The health law directs state investigative powers out into society upon those who are reported or suspected of being sick but who are in proximity to healthy people. Healthy people are not subject to the health statute.
Health officials get word about careless spreaders of disease much as police get tips from the public about wanted criminal suspects. There is, in a health crisis, public participation — community policing, as it were, with health (not crime) being that which is surveiled.
(a)(1) It is the duty of the local health authorities, on receipt of a report of a case, or suspected case, of disease declared to be communicable, contagious, or one which has been declared by the commissioner of health to be subject to isolation or quarantine, to confirm or establish the diagnosis, to determine the source or cause of the disease and to take such steps as may be necessary to isolate or quarantine the case or premise upon which the case, cause or source may be found, as may be required by the rules and regulations of the state department of health. Tenn. Code Ann. § 68-5-104 [emphasis added]
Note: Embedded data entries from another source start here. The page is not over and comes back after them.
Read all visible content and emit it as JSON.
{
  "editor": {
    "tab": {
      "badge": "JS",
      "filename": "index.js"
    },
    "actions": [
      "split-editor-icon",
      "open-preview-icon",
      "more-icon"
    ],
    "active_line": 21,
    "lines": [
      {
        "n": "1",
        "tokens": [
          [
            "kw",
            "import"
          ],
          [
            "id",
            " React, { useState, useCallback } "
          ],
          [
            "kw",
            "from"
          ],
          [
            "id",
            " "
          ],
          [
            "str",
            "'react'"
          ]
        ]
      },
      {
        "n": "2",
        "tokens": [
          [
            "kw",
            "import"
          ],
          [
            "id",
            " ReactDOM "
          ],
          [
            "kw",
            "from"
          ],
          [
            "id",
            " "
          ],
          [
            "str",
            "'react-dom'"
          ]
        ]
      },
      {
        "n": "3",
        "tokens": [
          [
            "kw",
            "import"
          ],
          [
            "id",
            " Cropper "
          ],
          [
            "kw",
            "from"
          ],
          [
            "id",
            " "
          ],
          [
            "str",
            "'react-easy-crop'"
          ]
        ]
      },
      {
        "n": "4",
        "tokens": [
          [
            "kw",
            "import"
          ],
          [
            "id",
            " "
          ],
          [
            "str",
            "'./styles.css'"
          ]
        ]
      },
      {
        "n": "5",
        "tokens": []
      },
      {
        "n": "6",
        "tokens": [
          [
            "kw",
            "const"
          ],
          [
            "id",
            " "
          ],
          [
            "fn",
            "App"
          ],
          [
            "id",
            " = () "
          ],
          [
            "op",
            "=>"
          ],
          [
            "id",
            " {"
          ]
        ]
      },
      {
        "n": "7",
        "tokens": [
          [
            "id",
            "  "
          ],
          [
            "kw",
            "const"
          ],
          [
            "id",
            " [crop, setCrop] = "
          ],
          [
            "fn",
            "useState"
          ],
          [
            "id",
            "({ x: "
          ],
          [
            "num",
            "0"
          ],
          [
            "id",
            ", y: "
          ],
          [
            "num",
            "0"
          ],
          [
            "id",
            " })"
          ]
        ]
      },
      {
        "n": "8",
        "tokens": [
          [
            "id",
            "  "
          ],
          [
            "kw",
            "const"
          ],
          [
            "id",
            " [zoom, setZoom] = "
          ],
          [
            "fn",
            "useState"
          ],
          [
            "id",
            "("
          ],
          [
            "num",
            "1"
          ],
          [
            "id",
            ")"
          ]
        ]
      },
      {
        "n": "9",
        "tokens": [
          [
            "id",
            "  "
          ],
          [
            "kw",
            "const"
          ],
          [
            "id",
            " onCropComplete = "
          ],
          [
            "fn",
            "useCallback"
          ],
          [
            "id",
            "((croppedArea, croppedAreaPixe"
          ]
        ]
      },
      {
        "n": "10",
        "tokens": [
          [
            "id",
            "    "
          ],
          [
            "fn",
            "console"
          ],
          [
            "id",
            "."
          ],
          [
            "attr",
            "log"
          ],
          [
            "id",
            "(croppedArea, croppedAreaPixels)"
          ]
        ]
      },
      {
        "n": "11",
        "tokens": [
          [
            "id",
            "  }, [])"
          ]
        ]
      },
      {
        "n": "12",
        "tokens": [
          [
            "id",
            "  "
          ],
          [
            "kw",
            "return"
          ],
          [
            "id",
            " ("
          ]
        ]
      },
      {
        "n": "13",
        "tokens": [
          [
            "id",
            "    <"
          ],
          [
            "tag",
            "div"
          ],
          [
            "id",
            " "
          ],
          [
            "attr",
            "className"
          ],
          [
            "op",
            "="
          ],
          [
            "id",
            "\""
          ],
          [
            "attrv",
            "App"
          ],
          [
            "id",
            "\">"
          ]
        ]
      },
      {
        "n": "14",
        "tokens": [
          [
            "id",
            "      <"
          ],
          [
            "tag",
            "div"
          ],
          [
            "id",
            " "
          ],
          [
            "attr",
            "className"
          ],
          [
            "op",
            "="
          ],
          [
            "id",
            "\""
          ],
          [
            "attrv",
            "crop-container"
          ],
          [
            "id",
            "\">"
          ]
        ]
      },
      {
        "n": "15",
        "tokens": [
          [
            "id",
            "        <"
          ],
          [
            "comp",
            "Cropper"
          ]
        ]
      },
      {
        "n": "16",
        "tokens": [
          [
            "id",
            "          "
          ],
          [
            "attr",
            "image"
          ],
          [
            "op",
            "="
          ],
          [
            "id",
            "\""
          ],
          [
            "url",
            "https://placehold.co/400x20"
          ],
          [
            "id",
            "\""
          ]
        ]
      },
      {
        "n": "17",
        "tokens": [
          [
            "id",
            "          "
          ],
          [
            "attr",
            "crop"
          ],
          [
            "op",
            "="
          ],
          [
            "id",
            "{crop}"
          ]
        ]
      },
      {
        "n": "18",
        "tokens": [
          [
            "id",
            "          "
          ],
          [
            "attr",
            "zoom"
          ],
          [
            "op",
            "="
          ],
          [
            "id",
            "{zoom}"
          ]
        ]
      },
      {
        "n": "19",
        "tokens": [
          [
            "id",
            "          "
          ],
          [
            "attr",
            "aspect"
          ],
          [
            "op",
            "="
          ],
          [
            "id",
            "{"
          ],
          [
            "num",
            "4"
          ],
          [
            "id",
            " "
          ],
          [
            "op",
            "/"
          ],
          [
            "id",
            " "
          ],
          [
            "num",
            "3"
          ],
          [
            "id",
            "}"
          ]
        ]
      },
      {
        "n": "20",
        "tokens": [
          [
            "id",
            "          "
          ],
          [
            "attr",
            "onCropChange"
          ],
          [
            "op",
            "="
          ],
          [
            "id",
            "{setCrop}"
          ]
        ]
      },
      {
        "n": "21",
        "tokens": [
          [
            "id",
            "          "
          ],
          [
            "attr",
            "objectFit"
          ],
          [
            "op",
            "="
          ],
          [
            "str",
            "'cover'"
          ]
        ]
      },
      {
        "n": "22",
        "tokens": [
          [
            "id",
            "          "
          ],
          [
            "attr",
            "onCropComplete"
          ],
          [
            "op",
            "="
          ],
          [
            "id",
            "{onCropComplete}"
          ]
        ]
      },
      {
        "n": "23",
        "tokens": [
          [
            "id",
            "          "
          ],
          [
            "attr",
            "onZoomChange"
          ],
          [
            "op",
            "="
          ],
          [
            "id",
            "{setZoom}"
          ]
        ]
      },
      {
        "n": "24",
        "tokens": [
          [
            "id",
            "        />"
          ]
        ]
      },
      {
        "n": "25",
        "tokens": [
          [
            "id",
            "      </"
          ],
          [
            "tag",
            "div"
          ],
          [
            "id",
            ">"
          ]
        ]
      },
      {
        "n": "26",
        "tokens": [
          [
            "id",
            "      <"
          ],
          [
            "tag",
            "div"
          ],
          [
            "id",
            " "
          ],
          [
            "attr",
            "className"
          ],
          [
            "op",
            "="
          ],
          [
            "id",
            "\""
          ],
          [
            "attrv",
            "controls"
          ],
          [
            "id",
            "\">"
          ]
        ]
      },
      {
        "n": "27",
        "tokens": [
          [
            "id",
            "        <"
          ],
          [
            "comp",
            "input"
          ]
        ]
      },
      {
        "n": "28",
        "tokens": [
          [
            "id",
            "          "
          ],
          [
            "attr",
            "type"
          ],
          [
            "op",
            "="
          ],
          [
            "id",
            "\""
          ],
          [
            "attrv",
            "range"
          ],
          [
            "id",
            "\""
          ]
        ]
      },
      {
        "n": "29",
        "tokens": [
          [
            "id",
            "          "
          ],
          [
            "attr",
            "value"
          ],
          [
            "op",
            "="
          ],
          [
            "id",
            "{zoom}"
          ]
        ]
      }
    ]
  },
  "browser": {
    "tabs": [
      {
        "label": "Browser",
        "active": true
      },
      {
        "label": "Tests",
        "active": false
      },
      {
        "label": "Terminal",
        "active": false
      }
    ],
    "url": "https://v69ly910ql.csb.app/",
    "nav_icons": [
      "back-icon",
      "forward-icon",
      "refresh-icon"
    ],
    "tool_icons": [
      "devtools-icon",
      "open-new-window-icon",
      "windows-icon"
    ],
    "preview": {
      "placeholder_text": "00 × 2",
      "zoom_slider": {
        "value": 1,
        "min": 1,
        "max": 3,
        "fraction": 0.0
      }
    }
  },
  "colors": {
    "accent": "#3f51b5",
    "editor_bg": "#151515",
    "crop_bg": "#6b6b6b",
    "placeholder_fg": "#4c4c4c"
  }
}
The Lee administration perhaps holds its nose at this law, which is as old as Leviticus 13 in the Word of God. There, the priest and savant looks at the sores of the sick, and compels them to remain apart, in isolation, and to cry out when they are approached by others along the way.
The governor is using the emergency statute, with its slender language and a single trope that he uses as basis of his entire absolutist enterprise (that being the seven last words in a law, “have the force and effect of law.” From this misdirected phrase, the following statute is the basis of his administrative legislative activity that has overturned the government.
§58-2-107(a)(2). Pursuant to the authority vested in the governor under subdivision (a) (1), the governor may issue executive orders, proclamations, and rules and may amend or rescind them. Such executive orders, proclamations, and rules have the force and effect of law. [Emphasis added.]
Executive orders apply only to people in the executive branch of the government. They do not apply to the citizenry in general. It’s true for executive orders out of Washington, and out of Nashville.